3.5. Performance Evaluation of Real-Time Capability

To quantitatively demonstrate the feasibility of the proposed method in practical engineering scenarios, we systematically recorded the total runtime of the entire program execution process and the real-time performance metrics of each core link, the details are shown in Table 9 below. These statistical metrics serve three key purposes: (1) directly verifying whether the method meets the real-time requirements for the localization of shield machine cutter-changing robots; (2) quantifying the time consumption of each technical link, such as segmentation, coordinate transformation, SIFT feature extraction, and RANSAC-based pose estimation, to identify performance bottlenecks and provide a data foundation for subsequent algorithm optimization; (3) clarifying the hardware resource occupation of the method during operation, thereby proving its adaptability to the embedded computing environment of shield machine cutter-changing robots—characterized by low CPU load and controllable GPU resource demand.

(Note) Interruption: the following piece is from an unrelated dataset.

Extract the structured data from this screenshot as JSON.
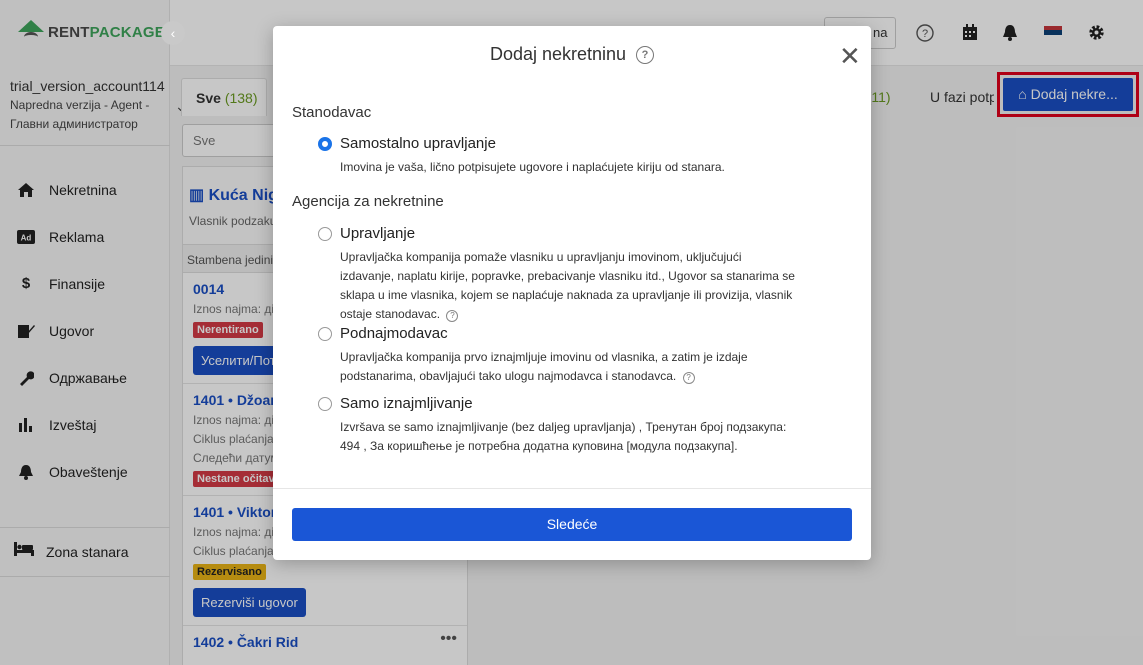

The statistical results show that the total runtime of the proposed method is 9.665 s, with the RANSAC-based pose estimation and SIFT feature projection being the main time-consuming links, accounting for 77.1% of the total time. The average CPU load is 8.54%, and the GPU load is low for single-frame processing, indicating that the method has low hardware resource requirements and can stably run in the embedded environment of the cutter changing robot.

4. Conclusions

This research introduces a bolt indirect localization technique that utilizes image-point cloud fusion to tackle localization difficulties encountered during tunnel disc cutter replacement operations. These challenges arise from confined spaces, poor lighting, and mud-water contamination, which result in incomplete point clouds and target occlusion. A SCMamba-YOLO model, which incorporates OS2 Blocks for multi-level feature extraction, is developed to achieve precise segmentation of feature planes. Additionally, a non-overlapping point cloud registration method based on image-point cloud fusion is established. Through extrinsic calibration, a coordinate mapping between the depth and texture cameras is created, enabling the application of segmented masks for point cloud filtering and corner extraction. The SIFT-based feature matching method, combined with RANSAC optimization, is employed to compute the essential matrix and finalize pose calibration, followed by coordinate transformation to determine bolt coordinatess. This approach addresses the shortcomings of traditional ICP algorithms, such as their vulnerability to local minima, and reduces the reliance of deep learning methods on extensive datasets, thereby improving the robustness of non-overlapping point cloud registration. Experimental findings indicate that, under optimal conditions, the average localization error is less than 1.98 mm, with a mean Z-axis deviation of only 0.32 mm. In simulated tunnel environments, the SIFT-based localization technique consistently achieves an average error below 2 mm across varying illumination, viewing angles, and distances, confirming its adaptability and robustness in complex operational settings.

Author Contributions

Conceptualization, Y.M. (Yuyang Ma); methodology, S.L.; software, S.L.; validation, S.L. and Z.S.; formal analysis, X.Y.; investigation, J.W.; resources, Z.S.; data curation, Y.W. and Q.S.; writing—original draft preparation, S.L.; writing—review and editing, S.L. and Z.S.; visualization, J.W.; supervision, Y.M. (Yang Meng); project administration, Y.M. (Yang Meng); funding acquisition, Y.M. (Yuyang Ma). All authors have read and agreed to the published version of the manuscript.

Funding

This work was supported by “China Railway Construction Corporation Limited Science Research Program (2024-W09)”, and “China Railway 14th Bureau Group Corporation Limited Science Research Program (913700001630559891202110)”.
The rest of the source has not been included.